A bespoke suit flatters, never shows its age, and has the power to imbue a tinker, soldier, or spy with the sort of confidence he might otherwise find in a bottle. Every man deserves one, but actually acquiring a tailored suit requires more than just taking out the plastic. You have to work with your tailor to build something worthy of a rite of passage. And, yes, that first trip to a serious haberdashery – whether it be on Savile Row, Fifth Avenue, or the streets of Hong Kong's Tsim Sha Tsui neighborhood – is as much of an initiation as any graduation, bar mitzvah, or first kiss.

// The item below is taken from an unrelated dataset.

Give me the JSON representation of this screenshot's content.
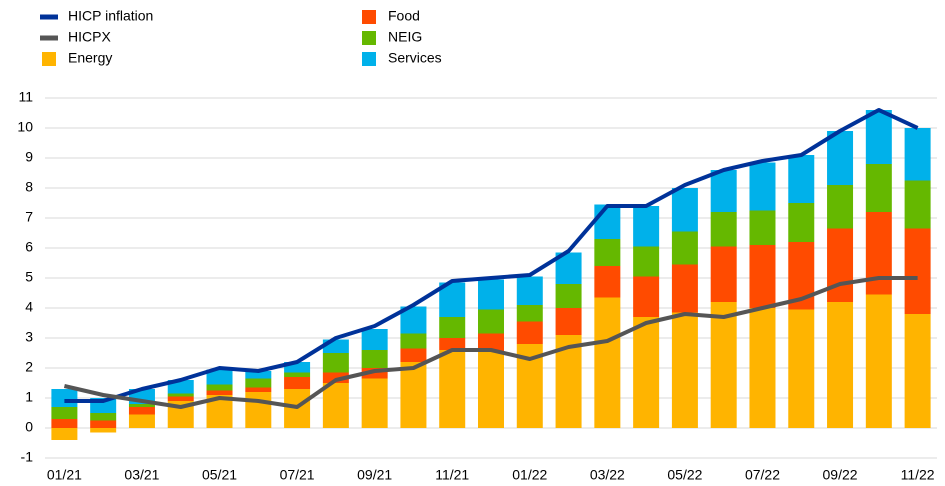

That doesn't mean that stepping in front of a three-way mirror isn't unnerving. It absolutely is, which is all the more reason to study up before you start playing with fabrics and talking about that Tom Ford sport coat you saw in the pages of 'Men's Journal.' This is no time to rest on your lapels. Before you part with a lot of money on a suit that will be with you for life, you need to have a long conversation with your sartorial spirit guide: your tailor.
Tailors operate on small margins and word of mouth. The field is stunningly – and increasingly – competitive. That means you need to listen, but it also means you need to participate in the process. Here is everything you need to do to help your suit maker create something so long-lasting you'll want to be buried in it.
Respect the tape measure.
A truly custom suit should reflect who you want to be, but it has to flatter the figure you actually have. Now is not the time to be in denial about your height, your waist, or any other lingering insecurities. The tape measure doesn't lie, and the measuring process is only awkward for men who don't want to face themselves. A good tailor can compensate for a long torso, a short neck, arms of different lengths, and features far stranger than anything you're likely working with. Just make sure he knows how you feel about the suits you already own. Are they uncomfortable through the shoulders? Do trousers sit too low?
A tailor will measure everything from your inseam to your arms and some will take photos of you to capture your posture. Some have been known to ask what side you prefers to wear your manhood. Just answer the questions.
And please have mercy and do not suck in when your tailor is measuring your waist. You're not fooling anyone, and you'll end up paying the price when you have to go on a liquid diet to fit into your new purchase.